Journal of Refractive Surgery | 2001
Carlos Argento; Gonzalo Valenzuela; Hugo Huck; Gustavo Cremona; María José Cosentino; Maria Fernandez Ruiz Gale
PURPOSE There are many different excimer laser devices available for photoablative refractive surgery. Smoothness of ablation may vary with different excimer lasers systems. METHODS Ablations were performed on polymethylmethacrylate (PMMA) plates of 8 x 4 x 0.5 cm, with four different excimer lasers: VISX-Star, Coherent Schwind Keratom I/II, Chiron Technolas Keracor 117C (Plano Scan), and the Nidek EC-5000, to determine and compare the homogeneity and smoothness of the surface. Ten -3.00 D samples, ten -6.00 D samples, and ten -9.00 D samples were ablated with each laser. The PMMA discs were examined with optical microscopy, documented by photographs, and each sample was measured quantitatively using a Hommel-Werkel rugosimeter. We used the same PMMA material throughout.

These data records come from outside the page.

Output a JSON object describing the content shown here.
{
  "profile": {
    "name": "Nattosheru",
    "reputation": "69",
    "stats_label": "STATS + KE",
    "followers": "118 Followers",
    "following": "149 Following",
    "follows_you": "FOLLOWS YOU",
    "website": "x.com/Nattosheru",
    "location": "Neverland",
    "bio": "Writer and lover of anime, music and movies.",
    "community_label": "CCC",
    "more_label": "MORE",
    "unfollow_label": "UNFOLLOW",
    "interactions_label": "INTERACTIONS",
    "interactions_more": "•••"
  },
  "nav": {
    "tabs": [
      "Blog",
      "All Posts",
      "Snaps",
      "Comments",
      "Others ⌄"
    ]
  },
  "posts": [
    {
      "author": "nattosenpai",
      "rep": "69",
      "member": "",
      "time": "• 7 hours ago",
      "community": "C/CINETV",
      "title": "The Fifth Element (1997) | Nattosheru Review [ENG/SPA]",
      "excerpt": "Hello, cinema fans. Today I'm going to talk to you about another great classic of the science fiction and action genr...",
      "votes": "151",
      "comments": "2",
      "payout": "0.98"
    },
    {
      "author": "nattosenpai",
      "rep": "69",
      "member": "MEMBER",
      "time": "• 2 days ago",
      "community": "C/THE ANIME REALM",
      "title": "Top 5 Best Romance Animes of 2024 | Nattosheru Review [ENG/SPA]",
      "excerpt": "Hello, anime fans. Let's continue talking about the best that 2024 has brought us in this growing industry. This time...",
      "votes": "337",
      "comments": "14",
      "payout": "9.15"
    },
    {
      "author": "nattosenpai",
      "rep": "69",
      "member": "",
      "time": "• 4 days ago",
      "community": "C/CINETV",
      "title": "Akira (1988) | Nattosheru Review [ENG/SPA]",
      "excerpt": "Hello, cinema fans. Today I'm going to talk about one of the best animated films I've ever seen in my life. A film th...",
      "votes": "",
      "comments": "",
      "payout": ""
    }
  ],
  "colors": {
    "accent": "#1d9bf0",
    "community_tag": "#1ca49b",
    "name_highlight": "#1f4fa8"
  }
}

RESULTS Statistically significant differences in smoothness were found between the Chiron Technolas 117C and the VISX-Star, Nidek and VISX-Star, and Coherent Schwind and VISX-Star in the homogeneities achieved by ablating -3.00 D. Ablations of -6.00 D resulted in homogeneities that were statistically significantly different: Chiron Technolas 117C with the other three devices, the Nidek EC-5000 with the VISX-Star, and the Coherent-Schwind with the VISX-Star. In the ablations for -9.00 D, statistically significant differences in homogeneity were found between the Chiron Technolas 117C and Nidek, between the Chiron and VISX-Star, between the Coherent Schwind and VISX-Star, and between the Nidek and VISX-Star. The laser with the scanning spot system was smoother. CONCLUSION Scanning spot technology produced smooth ablations even up to -9.00 D.